IV. Le cas d’Impact Campus

Un coup parti : pourquoi ne pas se prêter au jeu en ne plaçant nul autre qu’ Impact Campus sous la lentille de l’analyse éditoriale ?

Si vous suiviez déjà nos activités, vous savez probablement qu’ Impact Campus , qui relève de la Corporation des médias étudiants de l’Université Laval (CoMÉUL) — tout comme CHYZ 94,3—, propose divers types de contenus et formats accessibles gratuitement : des articles publiés sur le web, des magazines en format papier, des balados (diffusés sur diverses plateformes depuis l’automne dernier) et enfin, une nouveauté ce printemps, des zines.

Question de suivre le propos de l’article, concentrons-nous sur le papier, en l’occurrence le magazine (et les zines). En amont de la rédaction des textes que vous pouvez lire ici, Impact Campus met en place diverses conditions de production préalables qui ont une influence sur la suite des choses, c’est-à-dire sur d’autres étapes du processus ou les textes eux-mêmes. D’abord, il faut savoir qu’Impact négocie et met en place une entente avec son imprimeur, ce qui détermine le nombre de pages du magazine, son format, le type de papier et de reliure. Ces informations ne varient pas au fil des numéros. L’équipe permanente établit

également un échéancier pour toutes les étapes, que ce soit la remise des textes, l’envoi à l’impression, la réception des copies ou la soirée de lancement.

Autres constantes : les différentes éditions du magazine reprennent sensiblement toutes le même gabarit : sommaire, page de présentation à l’intérieur de la couverture, ou alors informations sur la page couverture. Elles sont également toutes divisées en sections, qui peuvent légèrement varier dépendamment des articles proposés comme elles reflètent les intérêts et les enjeux couverts par les journalistes de l’équipe permanente et les journalistes collaborateur.rices.

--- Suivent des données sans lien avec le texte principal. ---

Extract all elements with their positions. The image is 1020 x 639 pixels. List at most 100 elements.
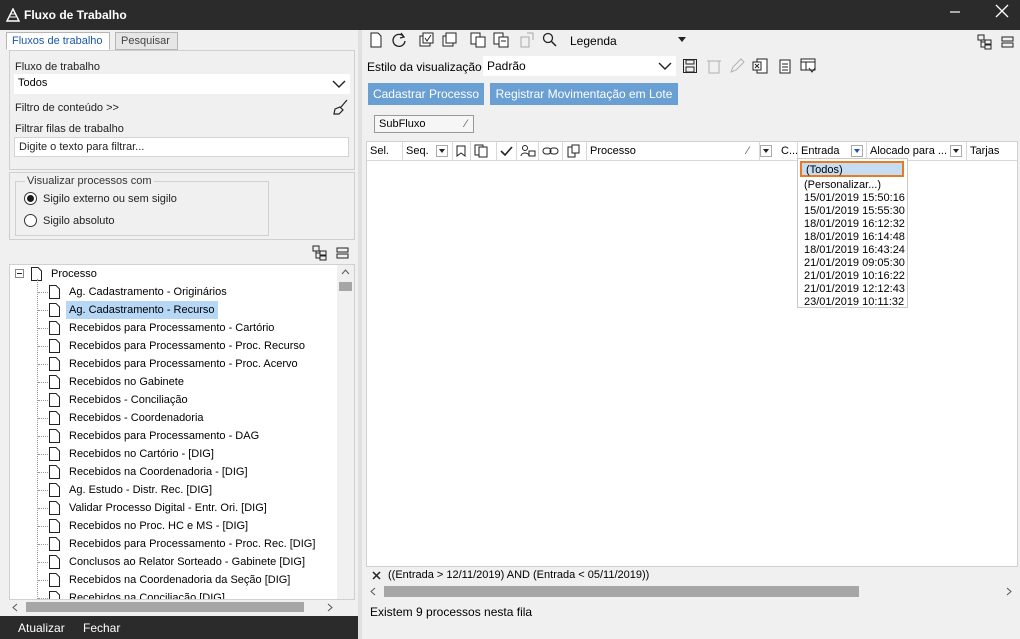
app-logo-icon <box>6 8 20 22</box>
entry-filter-option[interactable]: 15/01/2019 15:50:16 <box>804 192 905 205</box>
column-checked[interactable] <box>497 142 517 160</box>
report-icon[interactable] <box>777 58 793 74</box>
new-document-icon[interactable] <box>368 32 384 48</box>
uncheck-all-icon[interactable] <box>442 32 458 48</box>
column-sel[interactable]: Sel. <box>367 142 403 160</box>
column-attachments[interactable] <box>563 142 587 160</box>
active-filter-text[interactable]: ((Entrada > 12/11/2019) AND (Entrada < 0… <box>388 569 649 581</box>
scroll-left-icon[interactable] <box>370 587 376 596</box>
tree-guide-branch <box>38 364 48 365</box>
tree-collapse-icon[interactable] <box>15 269 24 278</box>
column-links[interactable] <box>539 142 563 160</box>
scroll-up-icon[interactable] <box>341 269 350 275</box>
tree-horizontal-scrollbar[interactable] <box>9 600 337 614</box>
tab-search[interactable]: Pesquisar <box>115 32 178 50</box>
column-sel-label: Sel. <box>370 145 389 157</box>
column-process-filter[interactable] <box>760 142 778 160</box>
clear-filter-icon[interactable] <box>372 571 381 580</box>
tree-guide-branch <box>38 472 48 473</box>
copy-process-icon[interactable] <box>470 32 486 48</box>
brush-icon[interactable] <box>333 99 349 115</box>
excel-export-icon[interactable] <box>752 58 768 74</box>
radio-external-secrecy[interactable] <box>24 192 37 205</box>
scroll-left-icon[interactable] <box>12 603 18 612</box>
close-window-button[interactable] <box>987 4 1017 24</box>
tree-expand-icon[interactable] <box>977 34 993 50</box>
tree-item-label: Recebidos na Coordenadoria - [DIG] <box>69 466 248 478</box>
column-seq-filter-icon[interactable] <box>436 145 448 157</box>
content-filter-toggle[interactable]: Filtro de conteúdo >> <box>15 102 119 114</box>
entry-filter-option[interactable]: 23/01/2019 10:11:32 <box>804 296 904 309</box>
tree-guide-branch <box>38 310 48 311</box>
entry-filter-option[interactable]: 21/01/2019 09:05:30 <box>804 257 905 270</box>
edit-view-disabled-icon <box>730 58 745 73</box>
entry-filter-option[interactable]: 21/01/2019 12:12:43 <box>804 283 905 296</box>
tree-hscroll-thumb[interactable] <box>26 602 304 612</box>
column-c[interactable]: C... <box>778 142 798 160</box>
column-bookmark[interactable] <box>453 142 471 160</box>
entry-filter-option[interactable]: 21/01/2019 10:16:22 <box>804 270 905 283</box>
entry-filter-option[interactable]: 18/01/2019 16:14:48 <box>804 231 905 244</box>
layout-settings-icon[interactable] <box>800 58 816 74</box>
minimize-button[interactable] <box>940 4 970 24</box>
users-icon <box>520 145 536 157</box>
tree-item-label: Recebidos para Processamento - Proc. Rec… <box>69 538 316 550</box>
tree-guide-branch <box>38 544 48 545</box>
search-settings-icon[interactable] <box>542 32 558 48</box>
save-view-icon[interactable] <box>682 58 698 74</box>
close-button[interactable]: Fechar <box>83 621 120 635</box>
column-entry-filter-icon[interactable] <box>851 145 863 157</box>
scroll-right-icon[interactable] <box>1006 587 1012 596</box>
grid-horizontal-scrollbar[interactable] <box>366 584 1018 599</box>
legend-dropdown-arrow-icon[interactable] <box>678 37 686 42</box>
radio-external-secrecy-label[interactable]: Sigilo externo ou sem sigilo <box>43 193 177 205</box>
view-style-select[interactable]: Padrão <box>483 56 676 76</box>
entry-filter-option-all[interactable]: (Todos) <box>800 161 904 177</box>
document-icon <box>49 519 60 533</box>
tree-guide-branch <box>38 382 48 383</box>
radio-absolute-secrecy-label[interactable]: Sigilo absoluto <box>43 215 115 227</box>
entry-filter-option[interactable]: 18/01/2019 16:43:24 <box>804 244 905 257</box>
queue-filter-input[interactable]: Digite o texto para filtrar... <box>14 137 349 157</box>
register-batch-movement-button[interactable]: Registrar Movimentação em Lote <box>490 83 678 105</box>
column-assignees[interactable] <box>517 142 539 160</box>
view-group-box <box>15 181 269 236</box>
collapse-all-icon[interactable] <box>335 245 351 261</box>
tree-item-label: Ag. Estudo - Distr. Rec. [DIG] <box>69 484 213 496</box>
radio-absolute-secrecy[interactable] <box>24 214 37 227</box>
subflow-group-chip-label: SubFluxo <box>379 118 426 130</box>
check-all-icon[interactable] <box>419 32 435 48</box>
tree-item-label: Recebidos no Gabinete <box>69 376 184 388</box>
entry-filter-option[interactable]: 15/01/2019 15:55:30 <box>804 205 905 218</box>
sort-icon: ⁄ <box>747 145 749 157</box>
tree-guide-branch <box>38 526 48 527</box>
refresh-button[interactable]: Atualizar <box>18 621 65 635</box>
column-allocated-filter-icon[interactable] <box>950 145 962 157</box>
column-copies[interactable] <box>471 142 497 160</box>
refresh-icon[interactable] <box>391 32 407 48</box>
document-icon <box>49 429 60 443</box>
tab-workflows[interactable]: Fluxos de trabalho <box>6 32 110 50</box>
column-process[interactable]: Processo ⁄ <box>587 142 760 160</box>
grid-hscroll-thumb[interactable] <box>384 586 859 597</box>
entry-filter-option[interactable]: 18/01/2019 16:12:32 <box>804 218 905 231</box>
column-seq[interactable]: Seq. <box>403 142 453 160</box>
expand-all-icon[interactable] <box>312 245 328 261</box>
tree-guide-branch <box>38 418 48 419</box>
tree-vertical-scrollbar[interactable] <box>337 265 354 599</box>
column-process-filter-icon[interactable] <box>760 145 772 157</box>
register-process-button[interactable]: Cadastrar Processo <box>368 83 484 105</box>
document-icon <box>49 573 60 587</box>
tree-item-label: Recebidos - Coordenadoria <box>69 412 204 424</box>
tree-item-label: Recebidos para Processamento - Proc. Ace… <box>69 358 298 370</box>
tree-vscroll-thumb[interactable] <box>339 282 352 291</box>
legend-dropdown[interactable]: Legenda <box>570 34 617 48</box>
entry-filter-option[interactable]: (Personalizar...) <box>804 179 881 192</box>
tree-collapse-all-icon[interactable] <box>1000 34 1016 50</box>
scroll-right-icon[interactable] <box>327 603 333 612</box>
workflow-select[interactable]: Todos <box>14 74 350 94</box>
paste-process-icon[interactable] <box>493 32 509 48</box>
subflow-group-chip[interactable]: SubFluxo ⁄ <box>374 115 474 133</box>
column-tags[interactable]: Tarjas <box>967 142 1017 160</box>
document-icon <box>49 537 60 551</box>
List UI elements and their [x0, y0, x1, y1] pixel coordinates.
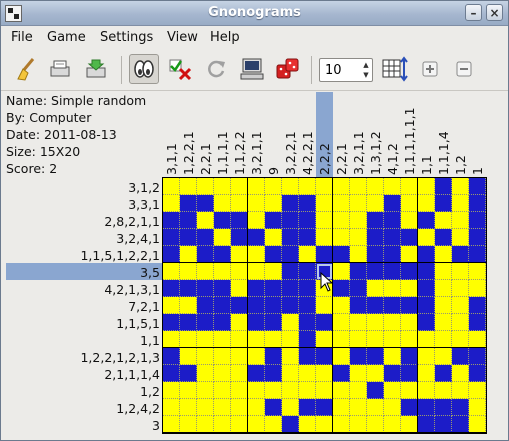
row-clue: 1,2,4,2	[116, 401, 160, 416]
menu-settings[interactable]: Settings	[100, 30, 153, 45]
check-errors-icon[interactable]	[166, 54, 196, 84]
column-clue: 4,2,2,1	[300, 131, 315, 175]
row-clue: 3,1,2	[128, 180, 160, 195]
row-clue: 1,1	[140, 333, 160, 348]
info-by: By: Computer	[6, 110, 92, 125]
row-clue: 1,2,2,1,2,1,3	[80, 350, 160, 365]
column-clue: 1,1,1,1	[215, 131, 230, 175]
column-clue: 1,1	[419, 155, 434, 175]
size-input[interactable]	[322, 61, 361, 79]
column-clue: 1,1,1,1,1,1	[402, 107, 417, 175]
row-clue: 2,1,1,1,4	[104, 367, 160, 382]
column-clue: 3,2,1,1	[351, 131, 366, 175]
window-title: Gnonograms	[208, 5, 301, 20]
column-clue: 1,1,2,2	[232, 131, 247, 175]
column-clue: 2,2,1	[198, 143, 213, 175]
mouse-cursor-icon	[320, 272, 334, 292]
column-clue: 3,1,1	[164, 143, 179, 175]
broom-icon[interactable]	[11, 54, 41, 84]
toolbar-separator	[311, 56, 312, 84]
row-clue: 2,8,2,1,1	[104, 214, 160, 229]
menu-view[interactable]: View	[167, 30, 198, 45]
save-icon[interactable]	[81, 54, 111, 84]
column-clue: 1,2,2,1	[181, 131, 196, 175]
menu-game[interactable]: Game	[47, 30, 86, 45]
info-name: Name: Simple random	[6, 93, 147, 108]
load-icon[interactable]	[45, 54, 75, 84]
column-clue: 3,2,1,1	[249, 131, 264, 175]
column-clue: 4,1,2	[385, 143, 400, 175]
column-clue: 2,2,1	[334, 143, 349, 175]
row-clue: 1,2	[140, 384, 160, 399]
row-clue: 3,3,1	[128, 197, 160, 212]
row-clue: 3,2,4,1	[116, 231, 160, 246]
zoom-out-icon[interactable]	[449, 54, 479, 84]
column-clue: 1,3,1,2	[368, 131, 383, 175]
row-clue: 7,2,1	[128, 299, 160, 314]
info-date: Date: 2011-08-13	[6, 127, 117, 142]
spinner-down-icon[interactable]: ▼	[360, 70, 372, 80]
title-bar[interactable]: Gnonograms – ×	[1, 1, 508, 26]
row-clue: 1,1,5,1	[116, 316, 160, 331]
size-spinner[interactable]: ▲ ▼	[319, 58, 373, 82]
toolbar	[1, 50, 508, 91]
close-icon[interactable]: ×	[486, 4, 503, 21]
info-score: Score: 2	[6, 161, 58, 176]
row-clue: 1,1,5,1,2,2,1	[80, 248, 160, 263]
row-clue: 3,5	[140, 265, 160, 280]
spinner-up-icon[interactable]: ▲	[360, 60, 372, 70]
menu-help[interactable]: Help	[210, 30, 240, 45]
menu-file[interactable]: File	[11, 30, 33, 45]
menu-bar: File Game Settings View Help	[1, 26, 508, 48]
random-dice-icon[interactable]	[273, 54, 303, 84]
column-clue: 9	[266, 167, 281, 175]
toolbar-separator	[121, 56, 122, 84]
grid-border	[162, 177, 487, 434]
app-window: Gnonograms – × File Game Settings View H…	[0, 0, 509, 441]
puzzle-info: Name: Simple random By: Computer Date: 2…	[6, 92, 161, 176]
column-clue: 1,1,1,4	[436, 131, 451, 175]
row-clue: 4,2,1,3,1	[104, 282, 160, 297]
column-clue: 3,2,2,1	[283, 131, 298, 175]
grid-resize-icon[interactable]	[379, 54, 409, 84]
zoom-in-icon[interactable]	[415, 54, 445, 84]
column-clue: 1	[470, 167, 485, 175]
peek-icon[interactable]	[129, 54, 159, 84]
minimize-icon[interactable]: –	[465, 4, 482, 21]
restart-icon[interactable]	[201, 54, 231, 84]
computer-icon[interactable]	[237, 54, 267, 84]
column-clue: 2,2,2	[317, 143, 332, 175]
column-clue: 1,2	[453, 155, 468, 175]
row-clue: 3	[152, 418, 160, 433]
info-size: Size: 15X20	[6, 144, 81, 159]
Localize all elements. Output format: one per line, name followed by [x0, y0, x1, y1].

La nature des articles peut également varier : articles scientifiques, journalistiques, essayistiques, critiques et chroniques d’opinion, entrevues et entretiens, articles collaboratifs, reportages photos, textes de création ou enquêtes. Plus précisément, certains articles peuvent également être récurrents, peu importe le thème, comme l’éditorial, les horoscopes, les listes de lecture musicales et les suggestions littéraires.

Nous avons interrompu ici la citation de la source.